The overall shape of the past is here regarded as one of dispersal-based pulsation at intervals, with reticulation in the periods (often extremely long periods) between. We cannot expect that the results of all past dispersals will be unambiguously obvious in present-day linguistic and biological patterns. But

the major ones should be.

Perhaps the final conclusion should be that language families and early agricultural economies spread through hunter-gatherer landscapes in prehistory essentially through population growth and dispersal, but with admixture. Hunter-gatherer adoption was not the sole or main mechanism of spread, although it was of increasing importance as the prime conditions for demic diffusion of farmers became attenuated. Being indigenous is always a matter of degree.

For me, the excitement of research into the early farming dispersal hypothesis comes from its immense significance for the world as we know it today, or at least in its pre-colonial form prior to AD 1500. Our language families, our agricultural systems, even our races (whatever animosities one might harbor toward this concept) reflect the impacts of early agricultural dispersal very visibly indeed, even millennia after the events of concern passed from memory. Archaeology is of little value unless we can relate it to the here and now, and this is one arena in which it can broadcast its significance very lucidly indeed.

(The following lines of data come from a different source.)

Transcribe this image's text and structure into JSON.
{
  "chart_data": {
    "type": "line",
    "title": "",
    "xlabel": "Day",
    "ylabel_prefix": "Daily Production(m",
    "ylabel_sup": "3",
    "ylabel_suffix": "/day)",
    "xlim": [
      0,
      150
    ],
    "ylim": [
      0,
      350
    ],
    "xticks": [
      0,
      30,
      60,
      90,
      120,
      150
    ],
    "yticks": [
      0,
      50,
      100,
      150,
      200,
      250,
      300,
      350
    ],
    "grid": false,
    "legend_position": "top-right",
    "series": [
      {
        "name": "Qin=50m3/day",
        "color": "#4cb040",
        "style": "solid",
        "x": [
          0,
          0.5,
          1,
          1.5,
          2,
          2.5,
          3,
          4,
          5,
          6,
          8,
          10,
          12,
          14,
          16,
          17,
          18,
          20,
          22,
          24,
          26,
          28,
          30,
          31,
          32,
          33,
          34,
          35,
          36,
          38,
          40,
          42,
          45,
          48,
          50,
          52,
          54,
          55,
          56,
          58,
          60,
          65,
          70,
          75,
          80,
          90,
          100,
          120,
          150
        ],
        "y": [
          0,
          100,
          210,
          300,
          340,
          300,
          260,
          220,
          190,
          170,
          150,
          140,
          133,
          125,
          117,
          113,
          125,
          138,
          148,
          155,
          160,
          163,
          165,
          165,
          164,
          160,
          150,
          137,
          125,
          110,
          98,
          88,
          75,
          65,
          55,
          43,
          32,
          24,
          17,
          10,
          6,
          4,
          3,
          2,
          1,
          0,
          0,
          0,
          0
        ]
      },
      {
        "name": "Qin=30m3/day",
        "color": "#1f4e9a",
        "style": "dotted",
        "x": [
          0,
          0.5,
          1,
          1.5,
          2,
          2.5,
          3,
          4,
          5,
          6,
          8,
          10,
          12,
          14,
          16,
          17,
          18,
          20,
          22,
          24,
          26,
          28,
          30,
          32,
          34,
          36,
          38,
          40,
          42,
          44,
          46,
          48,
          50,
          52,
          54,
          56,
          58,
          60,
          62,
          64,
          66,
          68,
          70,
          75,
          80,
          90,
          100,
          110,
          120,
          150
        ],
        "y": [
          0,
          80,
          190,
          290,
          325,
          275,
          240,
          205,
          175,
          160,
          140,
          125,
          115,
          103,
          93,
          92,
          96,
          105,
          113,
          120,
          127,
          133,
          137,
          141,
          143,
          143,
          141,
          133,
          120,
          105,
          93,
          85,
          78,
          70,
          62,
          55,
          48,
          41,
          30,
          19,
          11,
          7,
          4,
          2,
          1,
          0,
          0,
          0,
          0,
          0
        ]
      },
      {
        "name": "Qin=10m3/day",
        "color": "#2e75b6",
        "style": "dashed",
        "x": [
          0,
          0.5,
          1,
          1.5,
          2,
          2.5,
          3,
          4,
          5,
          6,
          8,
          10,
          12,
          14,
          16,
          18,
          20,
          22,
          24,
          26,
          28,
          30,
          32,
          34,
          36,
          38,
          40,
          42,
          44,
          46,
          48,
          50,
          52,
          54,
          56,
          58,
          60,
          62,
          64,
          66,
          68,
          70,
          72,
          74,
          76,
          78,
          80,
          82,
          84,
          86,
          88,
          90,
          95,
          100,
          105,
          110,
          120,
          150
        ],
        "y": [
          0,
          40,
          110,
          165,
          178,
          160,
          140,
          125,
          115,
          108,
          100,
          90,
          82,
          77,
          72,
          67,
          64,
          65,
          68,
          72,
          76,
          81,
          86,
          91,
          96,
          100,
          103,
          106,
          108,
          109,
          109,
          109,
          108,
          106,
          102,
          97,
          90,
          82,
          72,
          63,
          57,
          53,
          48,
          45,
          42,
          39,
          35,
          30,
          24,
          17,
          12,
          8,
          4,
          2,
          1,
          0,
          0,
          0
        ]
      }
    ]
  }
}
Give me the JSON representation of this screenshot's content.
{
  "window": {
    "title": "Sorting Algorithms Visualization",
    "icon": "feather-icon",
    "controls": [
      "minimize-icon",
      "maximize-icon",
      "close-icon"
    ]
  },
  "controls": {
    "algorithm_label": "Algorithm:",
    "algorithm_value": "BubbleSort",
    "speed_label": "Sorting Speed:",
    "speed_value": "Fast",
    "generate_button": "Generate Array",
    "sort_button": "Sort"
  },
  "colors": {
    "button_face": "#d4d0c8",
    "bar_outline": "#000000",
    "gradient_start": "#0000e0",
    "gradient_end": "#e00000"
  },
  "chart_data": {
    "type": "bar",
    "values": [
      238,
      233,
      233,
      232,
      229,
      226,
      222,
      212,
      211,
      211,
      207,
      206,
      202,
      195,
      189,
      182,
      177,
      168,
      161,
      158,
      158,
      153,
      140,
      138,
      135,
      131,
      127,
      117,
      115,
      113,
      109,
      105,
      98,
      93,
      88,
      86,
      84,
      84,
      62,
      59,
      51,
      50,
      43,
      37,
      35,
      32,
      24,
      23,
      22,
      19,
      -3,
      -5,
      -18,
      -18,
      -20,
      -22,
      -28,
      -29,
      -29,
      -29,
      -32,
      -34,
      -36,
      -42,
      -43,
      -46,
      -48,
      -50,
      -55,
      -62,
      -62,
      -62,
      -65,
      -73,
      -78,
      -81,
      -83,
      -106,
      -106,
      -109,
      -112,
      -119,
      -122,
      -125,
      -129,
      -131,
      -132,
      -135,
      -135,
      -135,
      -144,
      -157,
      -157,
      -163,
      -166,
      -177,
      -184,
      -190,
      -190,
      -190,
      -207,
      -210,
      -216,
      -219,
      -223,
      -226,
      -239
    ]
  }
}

Another aspect of excitement for me is the fact that all populations in the world have somehow been involved in these early farming dispersals in some way or another, whether as initiators or receivers. Our world needs a story to bring peoples together, not to isolate their ancestors as archaeologically impressive but parochial one-off experiments. The human ability to migrate and successfully populate new environments was one of the greatest assets of the ancestors of all peoples in the world, at all levels from hunters through ancient farmers to early states. I hope that the future world order will harness this energy, which to me shows no signs of dissipation, in a humane and civilized way.